I don’t have any experience with Hidden Markov Models but I have a problem that I’m trying to solve that I believe fits within the HMM framework. I’ve been reading about HMMs (this resource is particularly nice) and I’ve been playing with some toy examples via HMMBase.jl.

The question I have is, in the real world, how would I know the transition probabilities for a process I’m unable to observe? I can make educated guesses about the observation likelihoods/emission probabilities but in my case, I don’t really have any idea what the transition probabilities would be.

I’ve thought about using a particular data source as a proxy for the hidden process but, if I can do that in a way that’s satisfactory, it seems to me that I would just want to use that data source/model to solve my problem.

Can anyone provide some advice, point me to some resources that can assist, or discuss a similar problem where the transition probabilities had to be approximated somehow?


Usually you estimate both the hidden transition probabilities and the observation distributions using data, similarly to any other model. If your methodology allows (eg Bayesian/MAP), you can incorporate the “educated guesses” as informative priors.

That said, HMMs can suffer from weak identification for a lot of practical examples (aside from the trivial index exchange one).
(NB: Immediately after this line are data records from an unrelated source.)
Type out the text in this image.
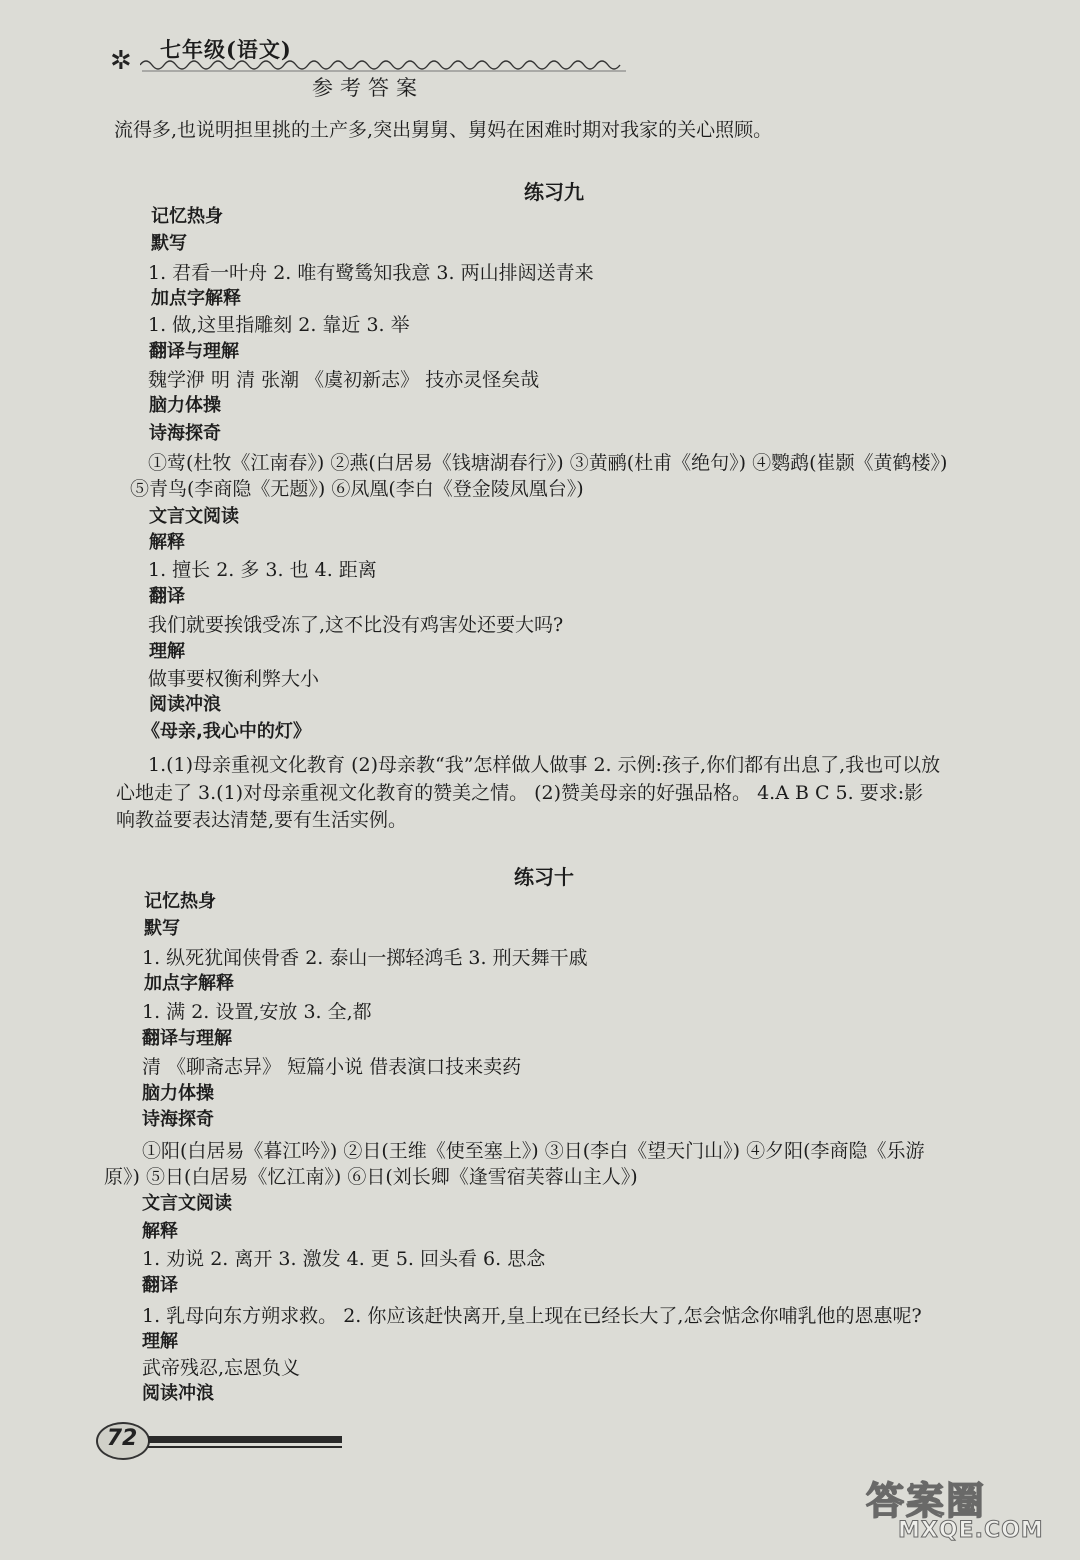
✲ 七年级(语文)
参考答案
流得多,也说明担里挑的土产多,突出舅舅、舅妈在困难时期对我家的关心照顾。
练习九
记忆热身
默写
1. 君看一叶舟 2. 唯有鹭鸶知我意 3. 两山排闼送青来
加点字解释
1. 做,这里指雕刻 2. 靠近 3. 举
翻译与理解
魏学洢 明 清 张潮 《虞初新志》 技亦灵怪矣哉
脑力体操
诗海探奇
①莺(杜牧《江南春》) ②燕(白居易《钱塘湖春行》) ③黄鹂(杜甫《绝句》) ④鹦鹉(崔颢《黄鹤楼》)
⑤青鸟(李商隐《无题》) ⑥凤凰(李白《登金陵凤凰台》)
文言文阅读
解释
1. 擅长 2. 多 3. 也 4. 距离
翻译
我们就要挨饿受冻了,这不比没有鸡害处还要大吗?
理解
做事要权衡利弊大小
阅读冲浪
《母亲,我心中的灯》
1.(1)母亲重视文化教育 (2)母亲教“我”怎样做人做事 2. 示例:孩子,你们都有出息了,我也可以放
心地走了 3.(1)对母亲重视文化教育的赞美之情。 (2)赞美母亲的好强品格。 4.A B C 5. 要求:影
响教益要表达清楚,要有生活实例。
练习十
记忆热身
默写
1. 纵死犹闻侠骨香 2. 泰山一掷轻鸿毛 3. 刑天舞干戚
加点字解释
1. 满 2. 设置,安放 3. 全,都
翻译与理解
清 《聊斋志异》 短篇小说 借表演口技来卖药
脑力体操
诗海探奇
①阳(白居易《暮江吟》) ②日(王维《使至塞上》) ③日(李白《望天门山》) ④夕阳(李商隐《乐游
原》) ⑤日(白居易《忆江南》) ⑥日(刘长卿《逢雪宿芙蓉山主人》)
文言文阅读
解释
1. 劝说 2. 离开 3. 激发 4. 更 5. 回头看 6. 思念
翻译
1. 乳母向东方朔求救。 2. 你应该赶快离开,皇上现在已经长大了,怎会惦念你哺乳他的恩惠呢?
理解
武帝残忍,忘恩负义
阅读冲浪
72
答案圈
MXQE.COM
The more you can constrain the process using a priori knowledge, the better.


Thanks, Tamas. I was actually hoping you would see this and provide some insight :slightly_smiling_face:

Yeah, sometimes you can pin down the structure/entries of your transition probability matrix from physical reasoning/domain knowledge up to some unknown parameters, which you then can estimate jointly with the latent trajectory using Bayesian methods. This about the same as having a prior on the transition probability matrix, but it’s just more natural to think about transition densities with unknown parameters sometimes.


In case anyone else finds this, Turing has a nice tutorial on this:


You can also think of the transition probabilities as their corresponding stochastic process, for example if you have a Normal transition probably it means the hidden state is a Brownian motion, a process that can wander up and down, with a “flexibility” that depends on the variance of the normal.
But you could also use a Ornstein–Uhlenbeck process, which tends to gravitate around a mean value.


I can relate to this a lot! Part of my work is just about paying attention the continuous time models like Brownian motion in the background to make inference for discrete time process like a Markov chain easier.